Она пошла к двери. А я решил тактично переждать напряженный момент в совмещенном санузле. Чтоб не мешать беседе голубков. Пусть воркуют без меня. И, значит, запираюсь я в удобствах. Муж с порога громко, чтоб я слышал, объявляет:
– Ты всегда была блядью!
Типа сейчас убьет. Я – к двери, выйти и вмешаться, защитить даму. Но быстро сообразил, что это не очень корректно – у (бывших) супругов беседа, а тут посторонний мужик выходит из санузла их мирить, совершенно голый, и, призывая к гуманизму, в то же самое время мотает хером туда-сюда. Как-то не очень хорошо получилось бы… Надо хоть срам прикрыть. Снимаю с гвоздя халат, надеваю – и вдруг осознаю, что и это тоже не очень: в хозяйском халате права качать. Снимаю халат… Пока я так работал над своим имиджем, «наш» муж ушел, хлопнув дверью. А (бывшая) его жена говорит:
– Вот что значит нарушать трудовую дисциплину! Сидела б на работе, давно чай бы пила, а тут всё, блять, на нервах, на измене.

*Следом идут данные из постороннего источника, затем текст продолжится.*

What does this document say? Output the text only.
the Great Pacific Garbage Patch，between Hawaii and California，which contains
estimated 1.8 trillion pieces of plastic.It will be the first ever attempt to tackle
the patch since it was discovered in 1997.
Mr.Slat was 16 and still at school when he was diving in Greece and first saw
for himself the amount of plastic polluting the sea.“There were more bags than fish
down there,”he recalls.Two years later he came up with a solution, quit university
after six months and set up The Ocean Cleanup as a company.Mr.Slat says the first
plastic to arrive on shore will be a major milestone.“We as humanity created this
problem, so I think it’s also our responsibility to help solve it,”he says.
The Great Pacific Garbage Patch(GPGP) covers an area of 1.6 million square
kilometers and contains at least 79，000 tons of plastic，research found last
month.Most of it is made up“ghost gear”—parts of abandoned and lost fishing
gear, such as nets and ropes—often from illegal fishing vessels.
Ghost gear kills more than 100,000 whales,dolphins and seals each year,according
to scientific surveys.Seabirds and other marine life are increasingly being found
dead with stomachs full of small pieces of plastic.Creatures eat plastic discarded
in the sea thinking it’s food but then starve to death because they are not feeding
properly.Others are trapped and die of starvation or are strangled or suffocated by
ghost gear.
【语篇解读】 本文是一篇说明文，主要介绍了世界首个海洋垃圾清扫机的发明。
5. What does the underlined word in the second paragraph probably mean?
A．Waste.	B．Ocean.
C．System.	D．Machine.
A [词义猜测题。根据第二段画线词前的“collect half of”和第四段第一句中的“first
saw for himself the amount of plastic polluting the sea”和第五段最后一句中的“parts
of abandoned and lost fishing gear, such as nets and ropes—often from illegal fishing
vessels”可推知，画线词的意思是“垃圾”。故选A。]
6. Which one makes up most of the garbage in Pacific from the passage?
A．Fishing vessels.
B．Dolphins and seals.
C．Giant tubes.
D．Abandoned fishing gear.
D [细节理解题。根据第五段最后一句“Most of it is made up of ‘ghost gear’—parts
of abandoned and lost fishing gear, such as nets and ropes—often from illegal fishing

Там все участники получили по солидной порции унижений, не один я – и это меня как-то утешало.
Конец лирического отступления.
– Ну, допустим, – подумал я про ситуацию с Ленкой. – Меня, в конце концов, не убудет, да к тому же никто и не узнает.
Она теребила стручок, но с ним ничего не происходило. Хотя она, видимо, чего-то ожидала (это в шесть-то лет. Черт знает, откуда у нее такое знание жизни. Кто ее в это вот всё посвятил? Где она подсмотрела?)
– Ну вот и начинается моя игра! – И она свободной рукой задрала платье почти до шеи – я увидел ее голое тело, страшно похожее на туловище дешевой пластмассовой куклы – и придвинула ко мне свою деталь, похожую на бледную (есть такая порода) абрикосу, и заставила меня ее потрогать. Да пожалуйста, да и хрен с тобой! Ну абрикоса, и ладно, ничего страшного. Потом она еще как-то изогнулась и привстала, мне стало лучше видно эту ее как бы рану, что ли, весьма неаппетитную, которую, может, надо бы как-то зеленкой обработать, – впрочем, с советами лезть не стал. Тема всё ж дюже деликатная.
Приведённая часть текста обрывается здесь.